Multiple sampler2DShadow reads problem - help

Some time ago I wrote a program demonstrating shadowmapping (using GLSlang). It worked OK. However, I decided to play with soft shadows. I want to sample the shadowmap 5 times, but only the first call works - next calls return 1.0.
I tried both sampling from a single texture unit and sampling from 5 texture units (containing identical textures). Basically, it seems that

float f0 = shadow2DProj(ShadowTex,TexCoord).x;
float f1 = shadow2DProj(ShadowTex1,TC1).x;
float f2 = shadow2DProj(ShadowTex2,TC2).x;
float f3 = shadow2DProj(ShadowTex3,TC3).x;
float f4 = shadow2DProj(ShadowTex4,TC4).x;
f = f0+f1+f2+f3+f4;

and

float f0 = shadow2DProj(ShadowTex,TexCoord).x;
float f1 = shadow2DProj(ShadowTex,TC1).x;
float f2 = shadow2DProj(ShadowTex,TC2).x;
float f3 = shadow2DProj(ShadowTex,TC3).x;
float f4 = shadow2DProj(ShadowTex,TC4).x;
f = f0+f1+f2+f3+f4;

are equal to

float f0 = shadow2DProj(ShadowTex,TexCoord).x;
float f1 = 1.0;
float f2 = 1.0;
float f3 = 1.0;
float f4 = 1.0;
f = f0+f1+f2+f3+f4;

and not equal to

float f0 = shadow2DProj(ShadowTex,TexCoord).x;
float f1 = f0;
float f2 = f0;
float f3 = f0;
float f4 = f0;
f = f0+f1+f2+f3+f4;

Each of the texture instruction works, but only when it is the first one.

Any help will be appreciated…

I have Radeon 9800 and Catalyst 4.8

I don’t know whether I worded anything wrongly, broke some rules or something (if so, then sorry), but I’ve been waiting for a reply for quite a while.
Should I post the entire shader?
Is it possible to be a driver bug? If so, then is there a way to get round it? If so, then what is it?

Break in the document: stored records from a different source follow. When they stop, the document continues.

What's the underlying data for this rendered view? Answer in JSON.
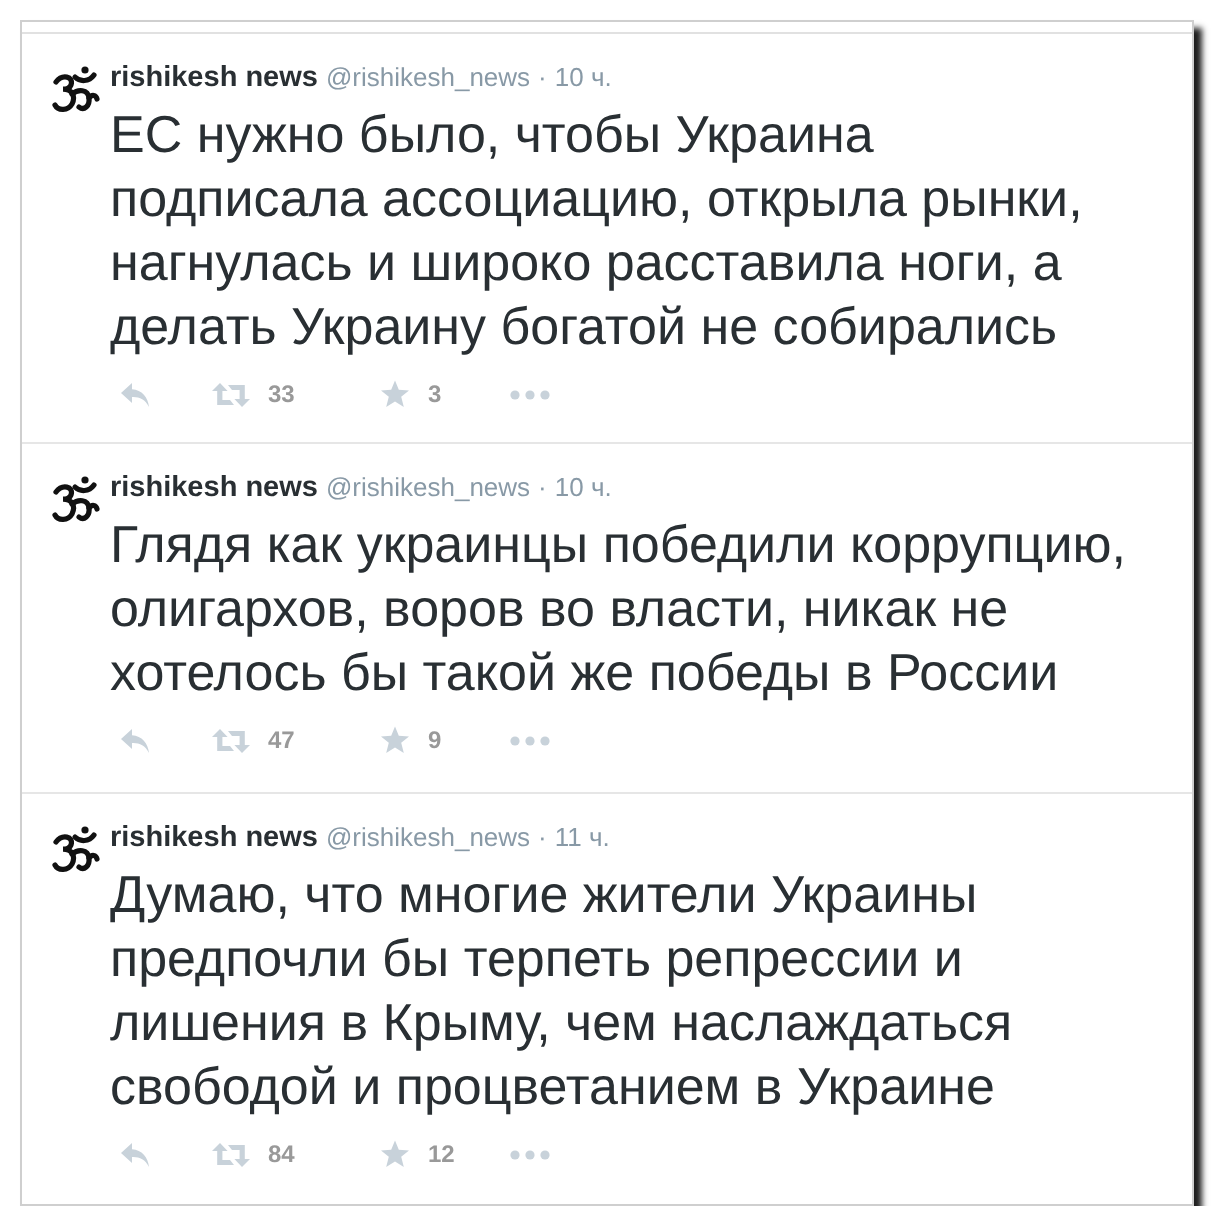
{
  "tweets": [
    {
      "name": "rishikesh news",
      "handle": "@rishikesh_news",
      "separator": "·",
      "time": "10 ч.",
      "text": "ЕС нужно было, чтобы Украина подписала ассоциацию, открыла рынки, нагнулась и широко расставила ноги, а делать Украину богатой не собирались",
      "retweets": "33",
      "favorites": "3"
    },
    {
      "name": "rishikesh news",
      "handle": "@rishikesh_news",
      "separator": "·",
      "time": "10 ч.",
      "text": "Глядя как украинцы победили коррупцию, олигархов, воров во власти, никак не хотелось бы такой же победы в России",
      "retweets": "47",
      "favorites": "9"
    },
    {
      "name": "rishikesh news",
      "handle": "@rishikesh_news",
      "separator": "·",
      "time": "11 ч.",
      "text": "Думаю, что многие жители Украины предпочли бы терпеть репрессии и лишения в Крыму, чем наслаждаться свободой и процветанием в Украине",
      "retweets": "84",
      "favorites": "12"
    }
  ]
}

If you post the whole shsader I will try it :wink:

ATi does not natively support shadow textures; they actually do multiple texture reads and compares for each shadow2DProj access. It is entirely possible that the compiler gets confused when you do a lot of shadow accesses, since it isn’t compiling it into a single opcode.

It is entirely possible that, even when they fix the bug in their drivers, compiling that many shadow functions will likely throw you over the fragment program instruction count limit.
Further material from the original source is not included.